Des occasions manquées
En 2017, la Haute Cour fédérale d’Éthiopie a ordonné à la CEDH d’enquêter sur les nombreuses allégations de torture et d’autres mauvais traitements dans les prisons. Les enquêteurs ont signalé avoir vu des cicatrices et d’autres marques sur le corps des plaignants, sans établir qu’elles résultaient d’actes de torture et de mauvais traitements. Ils ont fait valoir que la police aurait dû fournir des éléments médicolégaux au lieu de solliciter l’opinion d’un expert médical indépendant. Même lorsqu’elle s’est rendue sur les sites où auraient été infligés des actes de torture et des mauvais traitements, la CEDH n’a pas recueilli de rapports médicaux ni d’autres éléments de preuve.
« Il est décourageant de lire les rapports et de voir qu’aucun effort n’a été fait pour inclure le recueil d’éléments médicaux ou médicolégaux dans les investigations et qu’aucune explication n’est fournie pour cette omission. Un rapport remettait même en cause la crédibilité des plaignants au motif qu’ils n’avaient pas fourni de preuves médicales attestant d’actes de torture et d’autres mauvais traitements », a déclaré Joan Nyanyuki.
En 2013, dans une déclaration au Conseil des droits de l’homme, la CEDH a ignoré les graves préoccupations précédemment mentionnées par cet organisme de l’ONU et d’autres, au sujet de la torture et des mauvais traitements infligés dans les prisons éthiopiennes, préférant rendre compte de l’état très dégradé des établissements pénitentiaires dans le pays.

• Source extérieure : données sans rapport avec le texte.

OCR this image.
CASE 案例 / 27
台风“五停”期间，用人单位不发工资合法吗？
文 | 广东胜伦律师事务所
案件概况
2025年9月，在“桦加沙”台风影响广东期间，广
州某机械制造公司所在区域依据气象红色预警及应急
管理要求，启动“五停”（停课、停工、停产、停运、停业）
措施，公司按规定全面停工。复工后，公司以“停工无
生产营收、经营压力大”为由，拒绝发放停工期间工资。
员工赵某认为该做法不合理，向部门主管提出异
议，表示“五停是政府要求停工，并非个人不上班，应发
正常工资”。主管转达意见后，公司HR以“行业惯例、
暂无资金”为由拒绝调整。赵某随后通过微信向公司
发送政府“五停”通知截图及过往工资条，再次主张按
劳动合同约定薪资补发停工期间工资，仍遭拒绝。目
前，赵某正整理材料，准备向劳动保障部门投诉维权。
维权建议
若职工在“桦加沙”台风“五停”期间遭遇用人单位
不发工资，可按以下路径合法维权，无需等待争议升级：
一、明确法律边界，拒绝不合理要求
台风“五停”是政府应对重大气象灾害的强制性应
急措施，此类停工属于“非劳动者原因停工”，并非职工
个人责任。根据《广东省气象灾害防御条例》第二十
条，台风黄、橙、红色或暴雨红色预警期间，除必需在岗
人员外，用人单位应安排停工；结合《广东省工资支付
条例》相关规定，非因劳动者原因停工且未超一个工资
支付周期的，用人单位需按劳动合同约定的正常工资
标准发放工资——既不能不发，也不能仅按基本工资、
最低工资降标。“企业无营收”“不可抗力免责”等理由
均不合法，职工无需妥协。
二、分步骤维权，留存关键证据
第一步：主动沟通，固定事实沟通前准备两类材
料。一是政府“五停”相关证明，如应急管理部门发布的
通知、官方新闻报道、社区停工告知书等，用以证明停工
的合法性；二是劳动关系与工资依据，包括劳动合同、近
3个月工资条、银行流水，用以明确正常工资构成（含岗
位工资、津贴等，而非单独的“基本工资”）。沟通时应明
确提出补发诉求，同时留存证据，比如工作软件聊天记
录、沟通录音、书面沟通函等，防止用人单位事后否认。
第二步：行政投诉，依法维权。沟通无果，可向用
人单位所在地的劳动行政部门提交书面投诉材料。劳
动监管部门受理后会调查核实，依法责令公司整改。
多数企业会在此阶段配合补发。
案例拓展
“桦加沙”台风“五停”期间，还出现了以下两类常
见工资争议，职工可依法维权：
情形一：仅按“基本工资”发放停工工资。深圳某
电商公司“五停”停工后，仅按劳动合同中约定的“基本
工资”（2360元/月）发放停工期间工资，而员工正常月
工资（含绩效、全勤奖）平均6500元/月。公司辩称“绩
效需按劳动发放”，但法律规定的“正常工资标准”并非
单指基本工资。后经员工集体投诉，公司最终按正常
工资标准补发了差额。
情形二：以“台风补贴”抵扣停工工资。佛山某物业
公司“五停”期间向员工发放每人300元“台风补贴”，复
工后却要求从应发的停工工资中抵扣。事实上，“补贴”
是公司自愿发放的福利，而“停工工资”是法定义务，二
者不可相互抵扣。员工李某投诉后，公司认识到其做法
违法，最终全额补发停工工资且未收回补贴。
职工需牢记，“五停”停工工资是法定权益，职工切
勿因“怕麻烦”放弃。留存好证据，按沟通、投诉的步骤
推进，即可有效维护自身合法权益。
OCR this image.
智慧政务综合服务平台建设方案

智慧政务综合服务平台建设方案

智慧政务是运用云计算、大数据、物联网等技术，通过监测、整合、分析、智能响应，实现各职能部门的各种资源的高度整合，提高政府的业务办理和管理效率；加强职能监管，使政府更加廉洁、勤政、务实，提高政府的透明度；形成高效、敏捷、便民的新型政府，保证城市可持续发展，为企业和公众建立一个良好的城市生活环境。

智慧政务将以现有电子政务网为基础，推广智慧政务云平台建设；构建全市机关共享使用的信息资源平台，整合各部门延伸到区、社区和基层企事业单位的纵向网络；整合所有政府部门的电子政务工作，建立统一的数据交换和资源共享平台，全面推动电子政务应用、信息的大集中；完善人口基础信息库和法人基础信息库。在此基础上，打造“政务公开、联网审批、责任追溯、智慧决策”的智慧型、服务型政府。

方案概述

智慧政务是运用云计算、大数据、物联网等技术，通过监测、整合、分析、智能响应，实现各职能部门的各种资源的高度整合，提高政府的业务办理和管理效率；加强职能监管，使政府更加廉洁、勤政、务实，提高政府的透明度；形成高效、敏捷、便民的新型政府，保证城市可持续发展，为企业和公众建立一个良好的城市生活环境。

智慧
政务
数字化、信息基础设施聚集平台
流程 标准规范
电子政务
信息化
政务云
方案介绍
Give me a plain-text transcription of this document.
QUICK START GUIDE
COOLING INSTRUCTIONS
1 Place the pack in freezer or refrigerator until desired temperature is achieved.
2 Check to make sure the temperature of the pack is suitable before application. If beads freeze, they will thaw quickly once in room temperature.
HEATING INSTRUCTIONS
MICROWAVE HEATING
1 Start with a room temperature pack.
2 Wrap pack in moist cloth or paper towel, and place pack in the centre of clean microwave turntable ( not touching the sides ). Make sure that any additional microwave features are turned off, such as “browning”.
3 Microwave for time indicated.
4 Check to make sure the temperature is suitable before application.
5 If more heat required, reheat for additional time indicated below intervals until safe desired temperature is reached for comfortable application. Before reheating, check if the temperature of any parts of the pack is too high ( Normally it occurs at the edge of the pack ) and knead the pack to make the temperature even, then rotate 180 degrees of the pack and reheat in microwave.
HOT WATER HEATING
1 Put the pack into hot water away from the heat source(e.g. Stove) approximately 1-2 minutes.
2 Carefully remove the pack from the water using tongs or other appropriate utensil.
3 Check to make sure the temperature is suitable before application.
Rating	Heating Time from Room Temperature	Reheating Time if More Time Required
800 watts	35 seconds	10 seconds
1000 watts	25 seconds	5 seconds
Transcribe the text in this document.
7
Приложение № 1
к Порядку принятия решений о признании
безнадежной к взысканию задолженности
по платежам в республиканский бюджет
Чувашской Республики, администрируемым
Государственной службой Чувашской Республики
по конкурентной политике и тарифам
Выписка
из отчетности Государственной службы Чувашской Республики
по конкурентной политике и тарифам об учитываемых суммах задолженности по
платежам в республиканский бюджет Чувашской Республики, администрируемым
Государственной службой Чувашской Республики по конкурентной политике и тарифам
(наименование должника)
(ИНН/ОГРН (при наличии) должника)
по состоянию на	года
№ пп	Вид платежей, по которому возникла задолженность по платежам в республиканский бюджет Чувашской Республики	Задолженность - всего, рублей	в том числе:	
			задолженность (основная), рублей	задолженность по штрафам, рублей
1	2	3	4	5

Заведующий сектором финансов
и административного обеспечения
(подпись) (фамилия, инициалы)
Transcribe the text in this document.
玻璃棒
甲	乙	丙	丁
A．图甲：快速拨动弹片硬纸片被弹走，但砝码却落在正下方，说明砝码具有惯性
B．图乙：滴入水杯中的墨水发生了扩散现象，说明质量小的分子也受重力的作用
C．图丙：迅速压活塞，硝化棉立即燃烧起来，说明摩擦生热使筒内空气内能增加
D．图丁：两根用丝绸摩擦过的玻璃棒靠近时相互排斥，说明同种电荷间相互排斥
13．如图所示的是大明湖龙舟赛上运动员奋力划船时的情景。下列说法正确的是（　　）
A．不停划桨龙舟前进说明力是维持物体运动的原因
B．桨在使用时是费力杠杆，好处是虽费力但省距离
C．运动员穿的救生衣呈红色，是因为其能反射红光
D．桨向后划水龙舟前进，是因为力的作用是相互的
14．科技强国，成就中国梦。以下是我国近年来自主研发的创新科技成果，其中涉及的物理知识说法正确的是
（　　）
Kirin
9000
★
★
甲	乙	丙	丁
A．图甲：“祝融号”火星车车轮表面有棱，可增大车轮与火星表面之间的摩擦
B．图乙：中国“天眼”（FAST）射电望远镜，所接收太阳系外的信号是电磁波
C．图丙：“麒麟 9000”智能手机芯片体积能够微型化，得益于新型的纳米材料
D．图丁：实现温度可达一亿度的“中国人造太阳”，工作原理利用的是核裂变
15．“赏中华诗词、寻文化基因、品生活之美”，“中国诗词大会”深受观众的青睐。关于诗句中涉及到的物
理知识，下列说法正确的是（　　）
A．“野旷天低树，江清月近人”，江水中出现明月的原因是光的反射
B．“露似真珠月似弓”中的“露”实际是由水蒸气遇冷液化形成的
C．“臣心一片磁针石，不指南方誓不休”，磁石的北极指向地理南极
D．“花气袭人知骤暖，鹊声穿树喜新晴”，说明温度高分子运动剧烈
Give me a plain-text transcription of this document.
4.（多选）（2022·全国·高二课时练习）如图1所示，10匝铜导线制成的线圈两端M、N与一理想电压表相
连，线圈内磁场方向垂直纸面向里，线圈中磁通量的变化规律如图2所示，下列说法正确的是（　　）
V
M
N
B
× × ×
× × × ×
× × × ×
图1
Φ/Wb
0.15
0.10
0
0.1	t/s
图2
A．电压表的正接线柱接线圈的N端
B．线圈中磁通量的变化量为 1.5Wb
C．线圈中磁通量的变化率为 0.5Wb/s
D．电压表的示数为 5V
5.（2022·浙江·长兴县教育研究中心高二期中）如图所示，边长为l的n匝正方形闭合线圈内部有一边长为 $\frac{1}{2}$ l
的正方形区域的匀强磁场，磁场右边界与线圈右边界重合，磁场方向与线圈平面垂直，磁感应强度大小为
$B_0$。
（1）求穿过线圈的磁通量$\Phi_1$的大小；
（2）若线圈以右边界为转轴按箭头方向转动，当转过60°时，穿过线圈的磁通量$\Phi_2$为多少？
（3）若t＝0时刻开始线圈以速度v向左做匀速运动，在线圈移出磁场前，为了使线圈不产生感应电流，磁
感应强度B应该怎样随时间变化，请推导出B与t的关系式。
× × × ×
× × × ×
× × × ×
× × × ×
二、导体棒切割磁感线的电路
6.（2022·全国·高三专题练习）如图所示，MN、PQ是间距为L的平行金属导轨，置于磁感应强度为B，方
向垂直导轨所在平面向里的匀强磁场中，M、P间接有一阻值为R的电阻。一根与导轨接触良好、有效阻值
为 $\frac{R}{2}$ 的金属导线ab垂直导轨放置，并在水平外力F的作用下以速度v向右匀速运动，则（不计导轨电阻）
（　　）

Le temps est venu de réformer
« Les autorités doivent traduire leur engagement en actes et réformer la CEDH, pour en faire une institution indépendante et impartiale, à la hauteur de sa mission qui consiste à apporter son soutien et contribuer aux réformes des droits humains en cours en Éthiopie », a déclaré Joan Nyanyuki.
Amnesty International recommande que la Commission soit restructurée en une institution chargée de promouvoir le respect pour les droits humains. La Chambre des Représentants du peuple doit revoir la proclamation portant création de la CEDH, afin de garantir un processus transparent, inclusif et neutre de nomination du responsable de la Commission, de son adjoint et des membres de la Commission, et de renforcer les dispositions relatives à l’application de ses recommandations.
« De son côté, le gouvernement éthiopien doit enquêter sur les manquements passés de la CEDH et garantir la non-répétition, afin de catalyser son évolution vers une véritable institution des droits humains capable de promouvoir le respect de ces droits dans le pays », a déclaré Joan Nyanyuki.